采用逆转录聚合酶链反应(RT-PCR)检测卵巢癌细胞系SKOV3和OVCAR3中VEGF111b mRNA的表达。采用蛋白质免疫印迹法检测OVCAR3细胞的条件培养基(CMs)和裂解物中VEGF111b和VEGF165b蛋白的表达。采用MTT法和集落形成试验检测过表达VEGF111b对卵巢癌细胞的短期和长期增殖抑制能力。进行细胞周期分析以进一步明确VEGF111b的抑制作用机制。通过蛋白质免疫印迹法确定VEGF111b对卵巢癌细胞的信号传导作用。采用免疫组织化学法检测VEGF111b过表达异种移植模型中Ki67、增殖细胞核抗原(PCNA)、CD31和VEGF的表达水平。
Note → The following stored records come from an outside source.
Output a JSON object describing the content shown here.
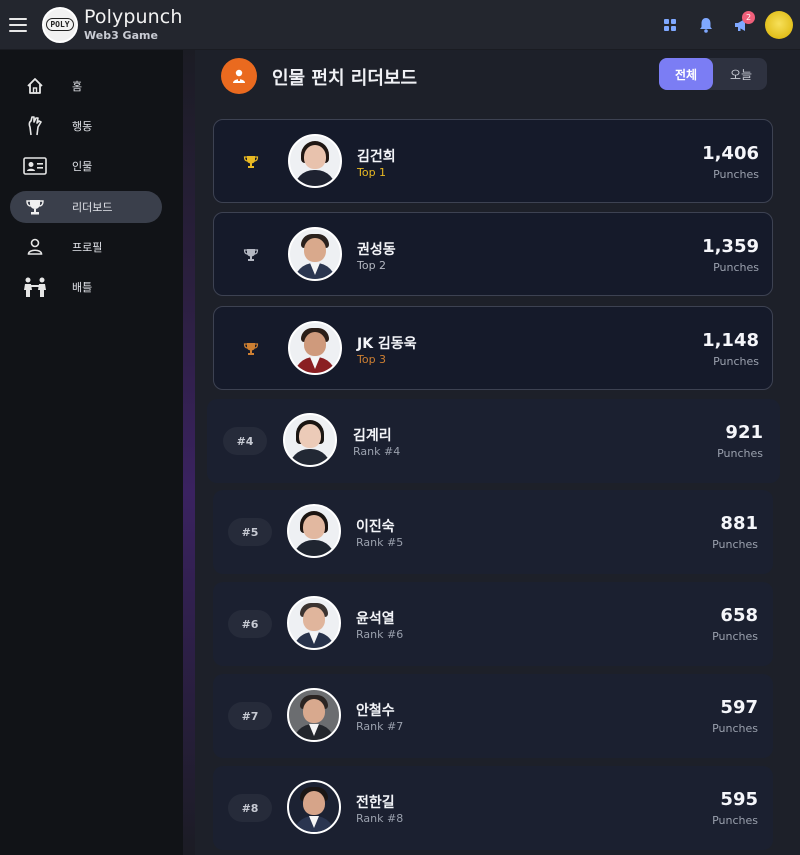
{
  "app": {
    "name": "Polypunch",
    "subtitle": "Web3 Game",
    "logo_text": "POLY"
  },
  "header": {
    "icons": [
      "grid-icon",
      "bell-icon",
      "megaphone-icon"
    ],
    "notification_count": "2"
  },
  "sidebar": {
    "items": [
      {
        "label": "홈",
        "icon": "home-icon",
        "active": false
      },
      {
        "label": "행동",
        "icon": "hand-icon",
        "active": false
      },
      {
        "label": "인물",
        "icon": "id-card-icon",
        "active": false
      },
      {
        "label": "리더보드",
        "icon": "trophy-icon",
        "active": true
      },
      {
        "label": "프로필",
        "icon": "person-icon",
        "active": false
      },
      {
        "label": "배틀",
        "icon": "battle-icon",
        "active": false
      }
    ]
  },
  "leaderboard": {
    "title": "인물 펀치 리더보드",
    "tabs": {
      "all": "전체",
      "today": "오늘"
    },
    "selected_tab": "전체",
    "unit": "Punches",
    "entries": [
      {
        "rank": 1,
        "name": "김건희",
        "sub": "Top 1",
        "value": "1,406",
        "tier": "gold"
      },
      {
        "rank": 2,
        "name": "권성동",
        "sub": "Top 2",
        "value": "1,359",
        "tier": "silver"
      },
      {
        "rank": 3,
        "name": "JK 김동욱",
        "sub": "Top 3",
        "value": "1,148",
        "tier": "bronze"
      },
      {
        "rank": 4,
        "badge": "#4",
        "name": "김계리",
        "sub": "Rank #4",
        "value": "921"
      },
      {
        "rank": 5,
        "badge": "#5",
        "name": "이진숙",
        "sub": "Rank #5",
        "value": "881"
      },
      {
        "rank": 6,
        "badge": "#6",
        "name": "윤석열",
        "sub": "Rank #6",
        "value": "658"
      },
      {
        "rank": 7,
        "badge": "#7",
        "name": "안철수",
        "sub": "Rank #7",
        "value": "597"
      },
      {
        "rank": 8,
        "badge": "#8",
        "name": "전한길",
        "sub": "Rank #8",
        "value": "595"
      }
    ]
  },
  "colors": {
    "accent": "#7b7df4",
    "gold": "#e8b923",
    "silver": "#b4b8c2",
    "bronze": "#cd7f32",
    "header_icon_bg": "#ea6a1f"
  }
}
在丝裂霉素C的作用下,我们在卵巢癌细胞系中鉴定出VEGFxxxb家族的一个新成员——VEGF111b。将空载体慢病毒、VEGF111b或VEGF165b慢病毒转染SKOV3和OVCAR细胞。VEGF111b和VEGF165b过表达均抑制卵巢癌细胞的增殖,但VEGF111b的抑制作用略弱于VEGF165b。进一步通过细胞周期分析阐明其抑制作用的机制。此外,我们检测了SKOV3和OVCAR3细胞中VEGF受体2(VEGF-R2)的表达,结果显示VEGF111b可能与传统的VEGF-R2结合,从而降低VEGF-R2的酪氨酸磷酸化及其下游信号传导,发挥抗肿瘤作用。在体内,VEGF111b过表达抑制异种移植小鼠卵巢癌的生长。
我们的结果表明,VEGF111b作为VEGFxxxb家族的新成员,与VEGF165b具有相似的特性,在体外和体内均发挥强大的抗肿瘤作用,可靶向VEGF-R2及其信号通路抑制卵巢肿瘤生长。这也为卵巢癌的治疗开辟了一条新途径。